Midnight in the garden
Lockdown has its compensations, and one of them has been a dramatic increase in the amount I listen to BBC Radio 3. There are many excellent presenters, including Sarah Walker, Ian Skelly, Hannah French, Kate Mollison, Sara Mohr-Pietch and best of all, her fellow presenter on ‘Night Tracks’, Hannah Peel. Their show runs from 11 pm, crossing the boundary between one day and the next. Not untypical of Peel’s selections will be a collaboration between some traditional Welsh performers and instrumentalists from Mali.
Last night she hosted a special immersive sound track devoted to the music of plants in a show entitled ‘Midnight in the Garden’, and what magic it was.

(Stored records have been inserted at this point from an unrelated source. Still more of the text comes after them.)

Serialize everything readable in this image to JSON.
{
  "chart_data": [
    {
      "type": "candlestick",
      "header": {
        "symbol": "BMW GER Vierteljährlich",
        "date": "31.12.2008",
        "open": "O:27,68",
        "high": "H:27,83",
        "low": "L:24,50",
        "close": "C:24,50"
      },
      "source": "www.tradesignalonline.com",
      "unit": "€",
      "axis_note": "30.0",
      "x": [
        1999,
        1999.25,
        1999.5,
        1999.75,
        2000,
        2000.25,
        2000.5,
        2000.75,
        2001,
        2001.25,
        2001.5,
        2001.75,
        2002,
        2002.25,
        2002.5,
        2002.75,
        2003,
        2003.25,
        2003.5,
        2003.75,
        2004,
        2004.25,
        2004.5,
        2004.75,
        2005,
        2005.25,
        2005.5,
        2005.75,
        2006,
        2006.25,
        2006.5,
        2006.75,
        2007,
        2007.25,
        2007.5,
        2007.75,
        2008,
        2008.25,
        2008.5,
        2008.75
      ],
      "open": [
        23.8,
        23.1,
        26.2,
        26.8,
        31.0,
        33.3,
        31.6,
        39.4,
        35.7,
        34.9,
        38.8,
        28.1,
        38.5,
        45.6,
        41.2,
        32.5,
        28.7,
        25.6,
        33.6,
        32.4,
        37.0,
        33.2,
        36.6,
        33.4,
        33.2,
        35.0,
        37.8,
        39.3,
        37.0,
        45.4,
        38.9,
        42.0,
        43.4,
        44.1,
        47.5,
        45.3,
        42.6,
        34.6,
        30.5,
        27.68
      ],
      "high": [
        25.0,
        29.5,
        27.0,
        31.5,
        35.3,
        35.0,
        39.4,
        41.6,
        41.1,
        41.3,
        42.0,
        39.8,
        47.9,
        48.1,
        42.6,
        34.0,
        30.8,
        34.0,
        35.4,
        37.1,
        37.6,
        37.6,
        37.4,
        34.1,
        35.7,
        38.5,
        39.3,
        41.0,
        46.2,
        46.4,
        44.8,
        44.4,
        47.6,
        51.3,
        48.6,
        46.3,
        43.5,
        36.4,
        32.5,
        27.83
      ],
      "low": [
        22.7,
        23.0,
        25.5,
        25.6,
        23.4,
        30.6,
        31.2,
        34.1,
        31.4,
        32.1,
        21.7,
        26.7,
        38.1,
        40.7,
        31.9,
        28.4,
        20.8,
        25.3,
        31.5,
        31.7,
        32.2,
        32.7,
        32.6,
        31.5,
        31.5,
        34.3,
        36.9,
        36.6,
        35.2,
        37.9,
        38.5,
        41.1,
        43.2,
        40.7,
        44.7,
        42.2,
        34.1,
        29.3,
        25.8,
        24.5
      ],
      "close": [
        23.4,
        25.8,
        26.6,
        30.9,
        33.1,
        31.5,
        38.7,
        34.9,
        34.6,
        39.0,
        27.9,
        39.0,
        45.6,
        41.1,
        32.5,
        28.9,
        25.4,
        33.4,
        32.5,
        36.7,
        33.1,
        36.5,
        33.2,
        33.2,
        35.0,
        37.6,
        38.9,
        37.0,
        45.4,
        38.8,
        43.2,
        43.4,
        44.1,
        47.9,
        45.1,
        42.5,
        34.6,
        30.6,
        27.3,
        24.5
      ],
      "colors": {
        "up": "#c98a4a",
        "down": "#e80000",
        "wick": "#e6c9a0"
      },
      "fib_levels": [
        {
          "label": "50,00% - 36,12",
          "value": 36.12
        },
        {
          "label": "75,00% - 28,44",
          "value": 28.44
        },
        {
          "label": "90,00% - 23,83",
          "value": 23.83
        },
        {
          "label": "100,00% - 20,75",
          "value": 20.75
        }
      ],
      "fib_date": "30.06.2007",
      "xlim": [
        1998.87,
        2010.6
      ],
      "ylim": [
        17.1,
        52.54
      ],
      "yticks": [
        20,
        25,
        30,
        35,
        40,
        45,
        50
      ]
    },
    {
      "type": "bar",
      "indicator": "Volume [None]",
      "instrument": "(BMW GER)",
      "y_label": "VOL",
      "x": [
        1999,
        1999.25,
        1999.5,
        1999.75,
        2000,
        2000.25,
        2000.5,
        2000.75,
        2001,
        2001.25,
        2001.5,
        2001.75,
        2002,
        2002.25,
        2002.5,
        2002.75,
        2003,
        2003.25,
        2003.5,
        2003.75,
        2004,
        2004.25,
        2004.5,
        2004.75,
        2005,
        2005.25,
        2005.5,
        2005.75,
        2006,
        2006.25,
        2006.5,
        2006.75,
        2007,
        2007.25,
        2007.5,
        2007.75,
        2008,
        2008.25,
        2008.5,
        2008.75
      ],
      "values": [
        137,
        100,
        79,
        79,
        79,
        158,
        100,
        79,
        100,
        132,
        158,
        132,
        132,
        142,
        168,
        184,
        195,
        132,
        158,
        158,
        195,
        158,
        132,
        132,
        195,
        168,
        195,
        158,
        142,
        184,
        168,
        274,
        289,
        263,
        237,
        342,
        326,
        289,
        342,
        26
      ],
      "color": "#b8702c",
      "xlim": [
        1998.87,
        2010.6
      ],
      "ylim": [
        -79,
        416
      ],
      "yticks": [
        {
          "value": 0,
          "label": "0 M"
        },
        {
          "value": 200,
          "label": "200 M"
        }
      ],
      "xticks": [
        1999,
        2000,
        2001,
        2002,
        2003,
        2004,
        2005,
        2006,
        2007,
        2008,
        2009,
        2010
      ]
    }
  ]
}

From evocations of gardens and growing, to music played on vegetables by the The Vegetable Orchestra, or created by spider plants, it was all there; Puccini to Radiohead, JS Bach to David Bowie, experimental electronic paens to the plant world with Stevie Wonder’s ‘Journey through the secret life of plants’ and electronic pioneer Mort Garson’s ‘Mother Earth’s phantasia’. But it was the plants themselves that stole the show. Listening in on the biochemistry of a singing snake plant, or delving into the sounds beneath the bark of a horse chestnut tree in Alex Metcalf’s ‘Horse chestnut’, is surely the way to be transported to another world as the darkness enfolds us, the sounds of the day hush, and the magic of the starlit universe creeps up on our consciousness.
‘Midnight in the Garden’ is available on BBC Sounds until 17 September 2020.